Background
A cancer diagnosis can be experienced as a rupture, affecting all areas of one’s identity, including physical, temporal, psychosocial, sexual and relational. Many patients feel a sense of involuntary surrender when they start treatment, and silencing, stigma and shame still abound, from medical teams, families and society more broadly. The impact on sexuality is a post-cancer burden which is often felt to be the most distressing, and which remains a taboo subject for healthcare professionals.
Aim
In this presentation, I share my research, which investigates the remaking of the self after cancer, using arts-based methods underpinned by a feminist ethics of collective care.
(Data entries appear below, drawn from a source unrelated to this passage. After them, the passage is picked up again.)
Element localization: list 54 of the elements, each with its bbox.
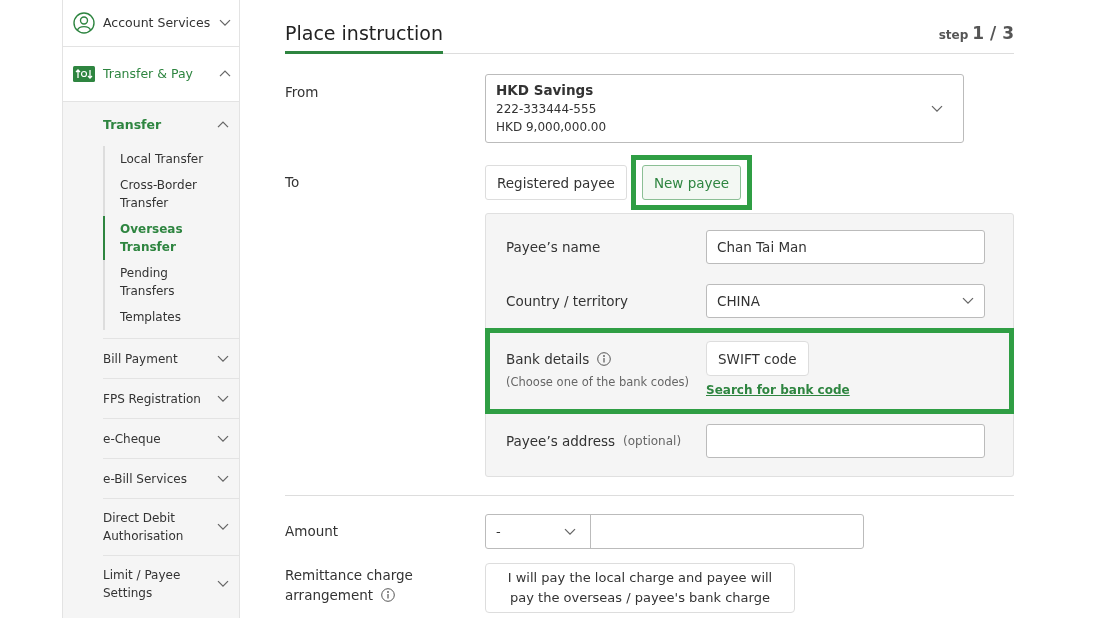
info-icon[interactable] <box>597 352 612 366</box>
field-label: arrangement <box>285 586 374 605</box>
sidebar-group[interactable]: e-Bill Services <box>103 458 239 498</box>
field-label: Payee’s address <box>506 432 616 451</box>
field-label: From <box>285 83 320 102</box>
field-label: Payee’s name <box>506 238 601 257</box>
sidebar-group[interactable]: Direct Debit Authorisation <box>103 498 239 555</box>
amount-field[interactable]: - <box>485 514 864 549</box>
payee-type-option[interactable]: New payee <box>641 165 742 200</box>
field-label: Country / territory <box>506 292 629 311</box>
chevron-icon <box>564 527 576 536</box>
sidebar-link[interactable]: Overseas Transfer <box>103 216 223 260</box>
sidebar-item[interactable]: Account Services <box>63 0 239 47</box>
user-icon <box>73 12 95 34</box>
step-counter: 1 / 3 <box>972 23 1014 43</box>
chevron-icon <box>962 297 974 305</box>
account-select[interactable]: HKD Savings 222-333444-555 HKD 9,000,000.00 <box>485 74 964 143</box>
field-hint: (Choose one of the bank codes) <box>506 375 691 389</box>
field-label: Amount <box>285 522 340 541</box>
chevron-icon <box>217 354 229 363</box>
step-label: step <box>938 28 969 42</box>
sidebar-group[interactable]: Bill Payment <box>103 338 239 378</box>
chevron-icon <box>931 104 943 113</box>
sidebar-link[interactable]: Cross-Border Transfer <box>103 172 223 216</box>
field-label: To <box>285 173 301 192</box>
field-label: Remittance charge <box>285 566 414 585</box>
info-icon[interactable] <box>381 588 396 602</box>
search-bank-code-link[interactable]: Search for bank code <box>706 383 850 397</box>
bank-code-button[interactable]: SWIFT code <box>706 341 809 376</box>
country-select[interactable]: CHINA <box>706 284 985 318</box>
sidebar-link[interactable]: Templates <box>103 304 223 330</box>
chevron-icon <box>217 474 229 483</box>
sidebar-group[interactable]: e-Cheque <box>103 418 239 458</box>
chevron-icon <box>217 434 229 443</box>
payee-type-option[interactable]: Registered payee <box>485 165 627 200</box>
sidebar-group[interactable]: FPS Registration <box>103 378 239 418</box>
money-transfer-icon <box>73 66 95 82</box>
optional-note: (optional) <box>623 434 682 448</box>
page-title: Place instruction <box>285 18 443 54</box>
charge-option[interactable]: I will pay the local charge and payee will pay the overseas / payee's bank charge <box>485 563 795 613</box>
chevron-icon <box>219 70 231 78</box>
text-field[interactable] <box>706 424 985 458</box>
sidebar-item[interactable]: Transfer & Pay <box>63 47 239 102</box>
sidebar-group[interactable]: Limit / Payee Settings <box>103 555 239 612</box>
text-field[interactable]: Chan Tai Man <box>706 230 985 264</box>
chevron-icon <box>217 580 229 588</box>
sidebar-link[interactable]: Pending Transfers <box>103 260 223 304</box>
chevron-icon <box>217 523 229 531</box>
field-label: Bank details <box>506 350 590 369</box>
sidebar-link[interactable]: Local Transfer <box>103 146 223 172</box>
chevron-icon <box>217 121 229 129</box>
chevron-icon <box>217 394 229 403</box>
chevron-icon <box>219 19 231 27</box>
sidebar-group[interactable]: Transfer <box>103 102 239 146</box>
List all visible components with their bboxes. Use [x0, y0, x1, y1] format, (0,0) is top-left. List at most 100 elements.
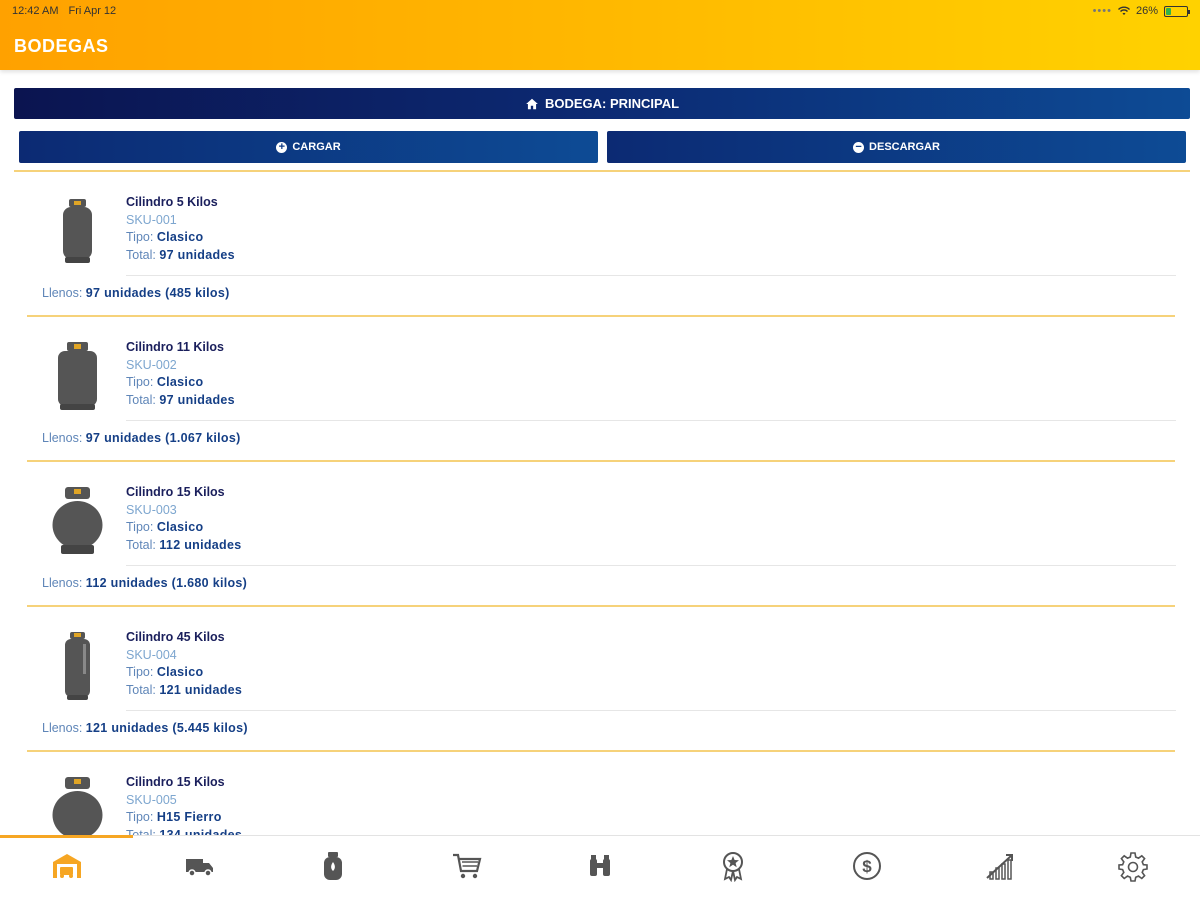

As well as reflecting on the implications for building capability in survivorship research, I also describe the complexities of navigating my own researcher subject position, as someone who has survived cancer twice.
Methods
My theoretical reflections on positionality and my commitment to honouring difference and lived experience have methodological implications, which I both embrace and mitigate against. Through a series of creative workshops, co-facilitated by an artist and a somatic sexologist, my participants created collaged bodymaps, which then facilitated individual and group research conversations.
Conclusion
My visuo-textual analysis of my participants’ artworks and research conversations has yielded useful insights for both the clinic and social models of survivorship. Through the process of creating their bodymaps, participants were thinking through the body, accessing their erotic as power, renegotiating their relationship with embodiment and pleasure. The use of creative research methods facilitated a depth of data acquisition and specificity of lived experience, including candid descriptions of the impact of cancer on sexuality. Conclusions include the shortcomings of current clinical practice and recommendations for personalised survivorship pathways of care.